In discussing the hurricane-force winds that caused flames to harm so much in Boulder County, a Denver TV meteorologist took a break from the temporal, the day’s temps, to discuss the bigger picture: climate change.
He discussed the carbon loading of our atmosphere. He discussed how carbon molecules cause heat to head back to Earth instead of out into the atmosphere and how dramatically carbon levels have risen in modern times. He discussed how warming had caused droughts, with tinder-dry conditions, and more extreme weather events, like that wind.
Extreme droughts and wind events. Extreme tornadoes and hurricanes. The fact is that man-caused carbon-loading increasingly has removed the moderation from our climate.
“This is not political,” he said. “This thermodynamics.”
To which certain viewers no doubt exclaimed, “Liberal media.”
OK. Whatever you want to call science.
In these times, someone who does not acknowledge this science should not be in a position of power.
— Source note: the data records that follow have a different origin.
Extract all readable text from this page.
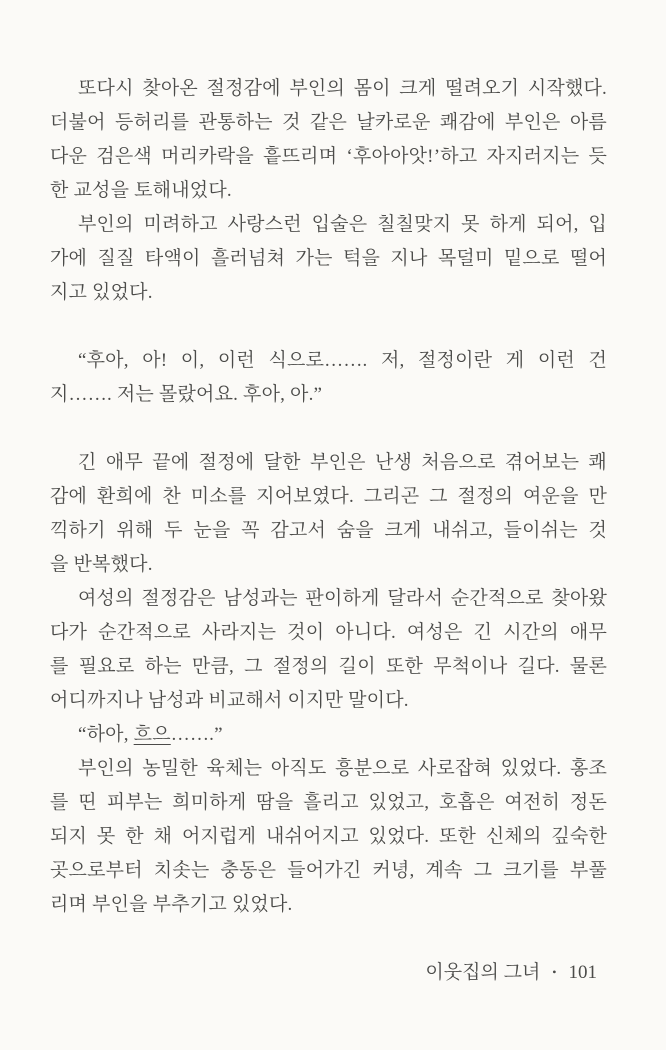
또다시 찾아온 절정감에 부인의 몸이 크게 떨려오기 시작했다.
더불어 등허리를 관통하는 것 같은 날카로운 쾌감에 부인은 아름
다운 검은색 머리카락을 흩뜨리며 ‘후아아앗!’하고 자지러지는 듯
한 교성을 토해내었다.
부인의 미려하고 사랑스런 입술은 칠칠맞지 못 하게 되어, 입
가에 질질 타액이 흘러넘쳐 가는 턱을 지나 목덜미 밑으로 떨어
지고 있었다.
“후아, 아! 이, 이런 식으로……. 저, 절정이란 게 이런 건
지……. 저는 몰랐어요. 후아, 아.”
긴 애무 끝에 절정에 달한 부인은 난생 처음으로 겪어보는 쾌
감에 환희에 찬 미소를 지어보였다. 그리곤 그 절정의 여운을 만
끽하기 위해 두 눈을 꼭 감고서 숨을 크게 내쉬고, 들이쉬는 것
을 반복했다.
여성의 절정감은 남성과는 판이하게 달라서 순간적으로 찾아왔
다가 순간적으로 사라지는 것이 아니다. 여성은 긴 시간의 애무
를 필요로 하는 만큼, 그 절정의 길이 또한 무척이나 길다. 물론
어디까지나 남성과 비교해서 이지만 말이다.
“하아, 흐으…….”
부인의 농밀한 육체는 아직도 흥분으로 사로잡혀 있었다. 홍조
를 띤 피부는 희미하게 땀을 흘리고 있었고, 호흡은 여전히 정돈
되지 못 한 채 어지럽게 내쉬어지고 있었다. 또한 신체의 깊숙한
곳으로부터 치솟는 충동은 들어가긴 커녕, 계속 그 크기를 부풀
리며 부인을 부추기고 있었다.
이웃집의 그녀 • 101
The baseline function of serving the public should be public health and safety and a belief in provable facts.
As dangerous as nature’s tempests prove to be, the danger is greater from charlatans who deny the science of climate and, in the case of a pandemic, basic epidemiology.
On the subject of the climate, not even one of the solutions to carbon loading of the atmosphere has drawbacks over the long haul.
When we turn toward energy conservation and alternatives we relieve pressure on limited supplies of fossil fuels; we reduce air pollution; we reduce energy bills; we produce new jobs and cleaner industries.
Of course, old-energy industries and their proxies in Congress and statehouses will fight anything that shaves at their profit margins.
Hence, when Texas’ power grid went catatonic in 2021, we had Texas Gov. Greg Abbott blaming wind turbines and distracting with “Green New Deal” counter-babble. In fact, the real problem was ill-kept old-energy infrastructure.
How many times will the long-range future of this country and this planet be held hostage to those interested only in short-term profit?
A new year offers a tenuous climate future. The snow that came after the flames offers no cushion.
“The memory of this snow could be short,” said the Colorado fire researcher. “And then we will be at risk again.”